Last night's first-quarter report was no exception. Oracle grew sales 18% year over year to $5.3 billion, while GAAP earnings took a 28% leap to $0.21 per share. The database giant's gross margin has remained above 70% every year since 2000, as unbelievable as that sounds, allowing Larry to invest heavily in research and sales staff without damaging the bottom line. And so the rich get richer, armed with an ever-growing arsenal of products, services, and salespeople.

See, it doesn't really take magical powers of precognition to make this happen. As Larry explained in the earnings call, the secret sauce is economies of scale: "The fact that we sell more databases than anybody else means we can invest more in improving our database, and every year that our database increases in market share, we can increase our investment in engineering and increase our profitability, increase the margin of our database business."
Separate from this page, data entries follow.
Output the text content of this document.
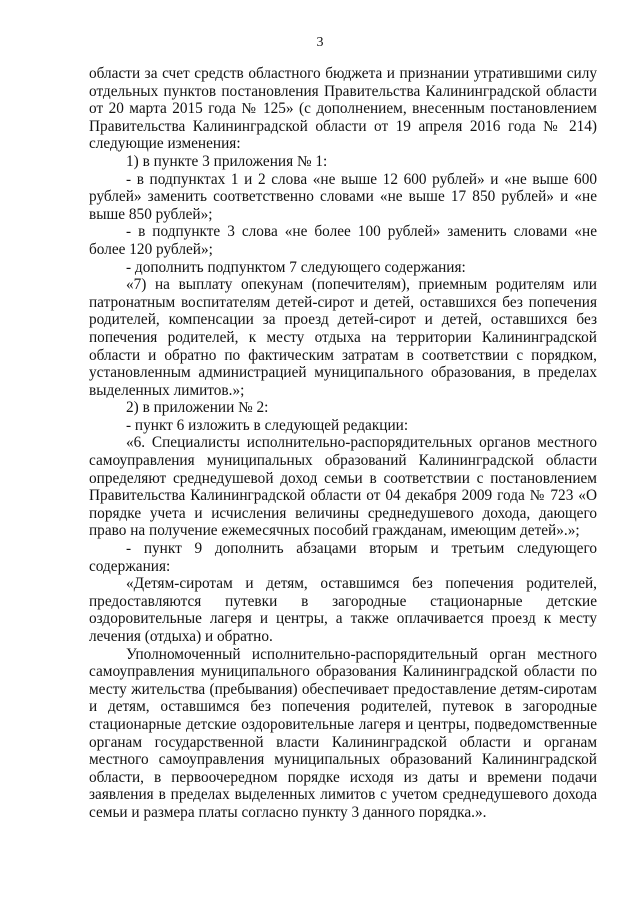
3

области за счет средств областного бюджета и признании утратившими силу отдельных пунктов постановления Правительства Калининградской области от 20 марта 2015 года № 125» (с дополнением, внесенным постановлением Правительства Калининградской области от 19 апреля 2016 года № 214) следующие изменения:

1) в пункте 3 приложения № 1:

- в подпунктах 1 и 2 слова «не выше 12 600 рублей» и «не выше 600 рублей» заменить соответственно словами «не выше 17 850 рублей» и «не выше 850 рублей»;

- в подпункте 3 слова «не более 100 рублей» заменить словами «не более 120 рублей»;

- дополнить подпунктом 7 следующего содержания:

«7) на выплату опекунам (попечителям), приемным родителям или патронатным воспитателям детей-сирот и детей, оставшихся без попечения родителей, компенсации за проезд детей-сирот и детей, оставшихся без попечения родителей, к месту отдыха на территории Калининградской области и обратно по фактическим затратам в соответствии с порядком, установленным администрацией муниципального образования, в пределах выделенных лимитов.»;

2) в приложении № 2:

- пункт 6 изложить в следующей редакции:

«6. Специалисты исполнительно-распорядительных органов местного самоуправления муниципальных образований Калининградской области определяют среднедушевой доход семьи в соответствии с постановлением Правительства Калининградской области от 04 декабря 2009 года № 723 «О порядке учета и исчисления величины среднедушевого дохода, дающего право на получение ежемесячных пособий гражданам, имеющим детей».»;

- пункт 9 дополнить абзацами вторым и третьим следующего содержания:

«Детям-сиротам и детям, оставшимся без попечения родителей, предоставляются путевки в загородные стационарные детские оздоровительные лагеря и центры, а также оплачивается проезд к месту лечения (отдыха) и обратно.

Уполномоченный исполнительно-распорядительный орган местного самоуправления муниципального образования Калининградской области по месту жительства (пребывания) обеспечивает предоставление детям-сиротам и детям, оставшимся без попечения родителей, путевок в загородные стационарные детские оздоровительные лагеря и центры, подведомственные органам государственной власти Калининградской области и органам местного самоуправления муниципальных образований Калининградской области, в первоочередном порядке исходя из даты и времени подачи заявления в пределах выделенных лимитов с учетом среднедушевого дохода семьи и размера платы согласно пункту 3 данного порядка.».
According to technology research firm Gartner (NYSE:IT), Oracle owned 49% of the enterprise database market in 2007. "We are larger than IBM (NYSE:IBM) plus Microsoft (NASDAQ:MSFT) plus Teradata (NYSE:TDC) plus Sybase (NYSE:SY)," Ellison purred with obvious satisfaction. That's up from a 47.1% market share in 2006 and 46.8% the year before that. And in the middleware sector, Larry claims a 35% market share and thinks that he's "either passed IBM or we are about to pass IBM in the middleware business." That means more middleware investments, again outpacing the rest of the industry and widening the gap even more.

Oracle's acquisition strategy makes a lot of sense if you view it in this light. Push your way to the top of the heap by hook or by crook, and then reap the benefits of that lonely view. It's working very well for Oracle, and this stock should bring its market-thumping 16% annual returns for years to come. Don't change a winning strategy, Larry.